Después de retratar la vida del compositor Ravel y del atleta checo Emile Zátopek, Jean Echenoz aborda la vida del Nikola Tesla, un adelantado a su tiempo, científico de científicos y competidor de Edison.
› Por Juan Pablo Bertazza
Hace aproximadamente diez años se divulgaba una especie de test de personalidad inquiriendo con cuánta frecuencia uno consulta por día los mails. Entre una y cinco veces significaba ubicarse en los parámetros de la normalidad; entre cinco y diez entraba en una especie de alarma, y más de diez veces era lisa y llana adicción. A partir de la llegada de blackberries y otros dispositivos móviles, ese test resultaría, en la actualidad, impertinente. La pregunta es si con el avance de la tecnología cambia lo que podríamos llamar “índice de normalidad” o si, por el contrario, las tecnologías de la comunicación fomentan adicciones y patologías e, inclusive, las legitiman. Aunque en otros términos, es indudable que Nikola Tesla –físico, matemático, inventor e ingeniero eléctrico croata– se formuló esta cuestión pero, como la mayoría de los científicos, priorizó siempre su genio, es decir, su capacidad para crear lo que aún no existe. En realidad, Tesla fue un inventor de inventores, es decir, un científico que propició ideas que facilitaron miles de inventos que luego se atribuyeron otros trepándose a sus hombros, inventos actuales como la radio, los rayos X, el radar, el control remoto (cuyo inspirador, el estadounidense Eugene Polley, falleció el martes pasado), el microscopio electrónico, los robots e incluso Internet.
“No creo que haya alguna emoción más intensa para un inventor que ver alguna de sus creaciones funcionando. Esa emoción hace que uno se olvide de comer, de dormir, de todo”, dijo alguna vez Tesla, y esa frase, además de retratar su propia vida, es aplicable también a Maurice Ravel y al atleta checo Emil Zátopek.
Los tres conforman la trilogía de vidas que se cierra con este libro, el último de Jean Echenoz, el más vendido de los escritores franceses eruditos y serios o viceversa.

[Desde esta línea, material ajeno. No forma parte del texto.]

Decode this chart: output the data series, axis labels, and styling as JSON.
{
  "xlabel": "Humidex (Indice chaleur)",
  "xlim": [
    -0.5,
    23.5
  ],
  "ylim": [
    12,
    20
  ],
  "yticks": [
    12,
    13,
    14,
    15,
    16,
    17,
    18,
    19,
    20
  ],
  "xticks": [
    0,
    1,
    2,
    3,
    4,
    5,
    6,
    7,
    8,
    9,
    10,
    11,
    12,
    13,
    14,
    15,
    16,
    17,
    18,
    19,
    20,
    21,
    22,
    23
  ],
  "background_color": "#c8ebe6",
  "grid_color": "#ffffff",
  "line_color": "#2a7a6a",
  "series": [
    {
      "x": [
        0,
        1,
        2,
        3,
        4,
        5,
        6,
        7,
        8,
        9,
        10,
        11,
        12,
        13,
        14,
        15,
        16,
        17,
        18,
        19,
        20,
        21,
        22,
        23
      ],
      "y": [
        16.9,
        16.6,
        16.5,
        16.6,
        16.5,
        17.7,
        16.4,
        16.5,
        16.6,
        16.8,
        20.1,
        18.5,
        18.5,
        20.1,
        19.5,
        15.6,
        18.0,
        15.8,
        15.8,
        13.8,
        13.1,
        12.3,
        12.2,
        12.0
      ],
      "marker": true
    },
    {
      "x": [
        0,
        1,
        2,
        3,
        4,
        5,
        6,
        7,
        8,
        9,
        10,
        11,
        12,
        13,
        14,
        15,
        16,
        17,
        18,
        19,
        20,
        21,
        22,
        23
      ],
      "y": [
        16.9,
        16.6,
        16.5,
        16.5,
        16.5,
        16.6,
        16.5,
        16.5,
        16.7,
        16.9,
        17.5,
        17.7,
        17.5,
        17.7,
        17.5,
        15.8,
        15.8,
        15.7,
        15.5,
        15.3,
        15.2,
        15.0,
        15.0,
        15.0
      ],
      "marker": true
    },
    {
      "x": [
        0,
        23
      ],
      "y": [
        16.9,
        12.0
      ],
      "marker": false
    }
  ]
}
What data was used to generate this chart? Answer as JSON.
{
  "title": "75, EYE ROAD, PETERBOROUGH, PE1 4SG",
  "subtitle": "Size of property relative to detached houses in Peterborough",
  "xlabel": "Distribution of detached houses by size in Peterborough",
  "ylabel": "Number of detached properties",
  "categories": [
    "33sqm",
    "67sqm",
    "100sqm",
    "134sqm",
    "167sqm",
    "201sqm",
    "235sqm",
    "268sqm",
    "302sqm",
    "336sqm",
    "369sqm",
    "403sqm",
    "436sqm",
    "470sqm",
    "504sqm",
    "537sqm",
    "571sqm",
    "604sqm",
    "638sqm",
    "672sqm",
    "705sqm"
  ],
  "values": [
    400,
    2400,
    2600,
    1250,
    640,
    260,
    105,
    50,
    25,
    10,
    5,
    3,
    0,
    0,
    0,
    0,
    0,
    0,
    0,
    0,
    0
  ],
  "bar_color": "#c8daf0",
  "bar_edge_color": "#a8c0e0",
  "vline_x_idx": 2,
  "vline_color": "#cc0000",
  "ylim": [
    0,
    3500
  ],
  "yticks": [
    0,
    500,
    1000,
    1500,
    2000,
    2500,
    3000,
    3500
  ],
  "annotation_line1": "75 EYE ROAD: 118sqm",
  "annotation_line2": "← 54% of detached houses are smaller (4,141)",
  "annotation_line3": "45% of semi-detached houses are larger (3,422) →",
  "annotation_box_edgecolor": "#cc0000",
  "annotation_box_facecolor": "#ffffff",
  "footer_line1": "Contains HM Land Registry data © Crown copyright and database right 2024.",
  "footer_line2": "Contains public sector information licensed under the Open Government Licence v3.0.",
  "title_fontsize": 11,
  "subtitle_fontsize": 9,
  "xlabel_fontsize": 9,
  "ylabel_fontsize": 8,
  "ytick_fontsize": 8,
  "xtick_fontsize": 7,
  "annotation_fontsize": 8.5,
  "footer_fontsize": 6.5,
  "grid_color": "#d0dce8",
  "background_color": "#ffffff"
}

Pero, además, esa frase sirve para marcar el hilo en común de estos exponentes respectivos de la música, el deporte y la ciencia, porque más allá de que los tres son, a su manera, artistas y creadores, lo que más los une es la novela de sus vidas: un sino trágico, un guión existencial en el cual conviven el éxito inesperado y sin precedentes con la caída abrupta, la admiración servil de los más poderosos con una soledad tan grande e indescriptible que, en cierta forma, los volvió extraños de ellos mismos.
Relámpagos –título que trae a colación las dos caras de la genialidad: la luz de la inspiración y el temor del aislamiento– es un libro de no-amor, una novela donde el amor brilla, en serio, por su ausencia. Se insinúa, en realidad, a partir de la relación con su primer empleador Thomas Edison, con quien protagonizaría la denominada “guerra de corrientes” –entre la alterna de Tesla (su gran aporte al campo científico) y la continua de Edison–. También se insinúa débilmente en ciertos juegos de seducción que comparte con la mujer de una aristócrata pareja amiga, pero no pasa de eso: toda su vida es genio. Y soledad.

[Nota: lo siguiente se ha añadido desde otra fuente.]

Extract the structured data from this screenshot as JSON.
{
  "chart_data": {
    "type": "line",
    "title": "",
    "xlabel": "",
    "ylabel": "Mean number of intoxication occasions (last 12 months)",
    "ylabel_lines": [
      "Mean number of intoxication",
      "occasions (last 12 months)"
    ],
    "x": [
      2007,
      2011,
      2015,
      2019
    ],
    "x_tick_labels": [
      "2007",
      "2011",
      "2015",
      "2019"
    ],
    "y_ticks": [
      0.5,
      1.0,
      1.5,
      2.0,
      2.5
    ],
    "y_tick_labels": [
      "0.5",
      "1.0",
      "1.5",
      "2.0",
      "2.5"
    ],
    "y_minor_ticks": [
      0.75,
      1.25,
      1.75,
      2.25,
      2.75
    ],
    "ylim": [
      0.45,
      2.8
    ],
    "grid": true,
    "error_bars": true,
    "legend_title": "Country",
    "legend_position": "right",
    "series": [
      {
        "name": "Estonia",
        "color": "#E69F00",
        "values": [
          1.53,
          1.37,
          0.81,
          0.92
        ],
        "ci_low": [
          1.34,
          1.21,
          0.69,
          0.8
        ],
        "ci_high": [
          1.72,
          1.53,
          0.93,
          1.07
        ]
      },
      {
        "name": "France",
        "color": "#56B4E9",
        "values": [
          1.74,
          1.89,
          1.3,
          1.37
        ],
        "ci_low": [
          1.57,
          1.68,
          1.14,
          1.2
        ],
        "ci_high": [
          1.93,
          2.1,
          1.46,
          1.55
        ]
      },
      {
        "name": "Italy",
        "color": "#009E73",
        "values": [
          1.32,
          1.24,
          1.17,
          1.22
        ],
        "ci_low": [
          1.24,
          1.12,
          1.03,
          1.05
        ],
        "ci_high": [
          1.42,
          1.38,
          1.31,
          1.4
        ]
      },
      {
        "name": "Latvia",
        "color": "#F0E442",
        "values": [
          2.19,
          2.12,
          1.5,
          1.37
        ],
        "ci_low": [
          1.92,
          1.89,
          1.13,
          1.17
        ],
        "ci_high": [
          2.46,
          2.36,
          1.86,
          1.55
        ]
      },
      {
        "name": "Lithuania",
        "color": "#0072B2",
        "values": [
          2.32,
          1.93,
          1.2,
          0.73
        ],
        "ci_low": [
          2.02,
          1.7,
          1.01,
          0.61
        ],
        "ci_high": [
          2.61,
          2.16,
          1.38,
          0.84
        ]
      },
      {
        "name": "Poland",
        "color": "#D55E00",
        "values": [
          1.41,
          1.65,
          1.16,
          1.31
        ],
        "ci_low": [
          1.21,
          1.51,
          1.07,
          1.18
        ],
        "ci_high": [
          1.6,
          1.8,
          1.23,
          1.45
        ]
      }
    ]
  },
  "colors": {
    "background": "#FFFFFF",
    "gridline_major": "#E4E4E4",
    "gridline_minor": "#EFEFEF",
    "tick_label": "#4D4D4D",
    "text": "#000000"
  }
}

Y era difícil que Tesla no estuviera solo teniendo en cuenta algunas de sus particularidades: cierta aptitud mental que consistía en poder visualizar en su mente cada proyecto en tres dimensiones y con todos los detalles, a tal punto que eso mismo le generaba, por momentos, alguna confusión entre la realidad y el plano de la invención, rituales como su obsesión por combatir microbios (a tal punto que en restaurantes y hoteles de lujo se ocupaba él mismo de la higiene de la cristalería por más resplandeciente que estuviera), su fanatismo por los números divisibles por tres (que condicionaban todas sus decisiones, hasta las más concretas, como la propia dirección de su laboratorio en Tercera Avenida 33), o mirar el reloj exactamente cada treinta y tres minutos, pese a tener una especie de sentido del tiempo absoluto, así como algunos músicos gozan del oído.
O su manía por las palomas, una condición que le iba a deparar, entre otras cosas, el mote de científico loco y su decadencia, y que Echenoz explota de manera magistral: “La paloma, no obstante. La paloma cobarde, sucia, insulsa, tonta, abúlica, vacía, vil, inane. La paloma cochambrosa, su mirada sorda, su absurdo picoteo, su occipucio descerebrado, su vergonzosa indecisión, su sexualidad desoladora. Su vocación parasitaria, su ausencia de ambición, su crasa inutilidad”.
Inspiración en estado puro, atmósfera poética que generan tanto en creadores como en creados los genios –músicos, atletas o científicos, poco importa–, pero, sobre todo, esas personas cuyo particular sufrimiento es revisitado con frecuencia. Dolor que genera adicción literaria.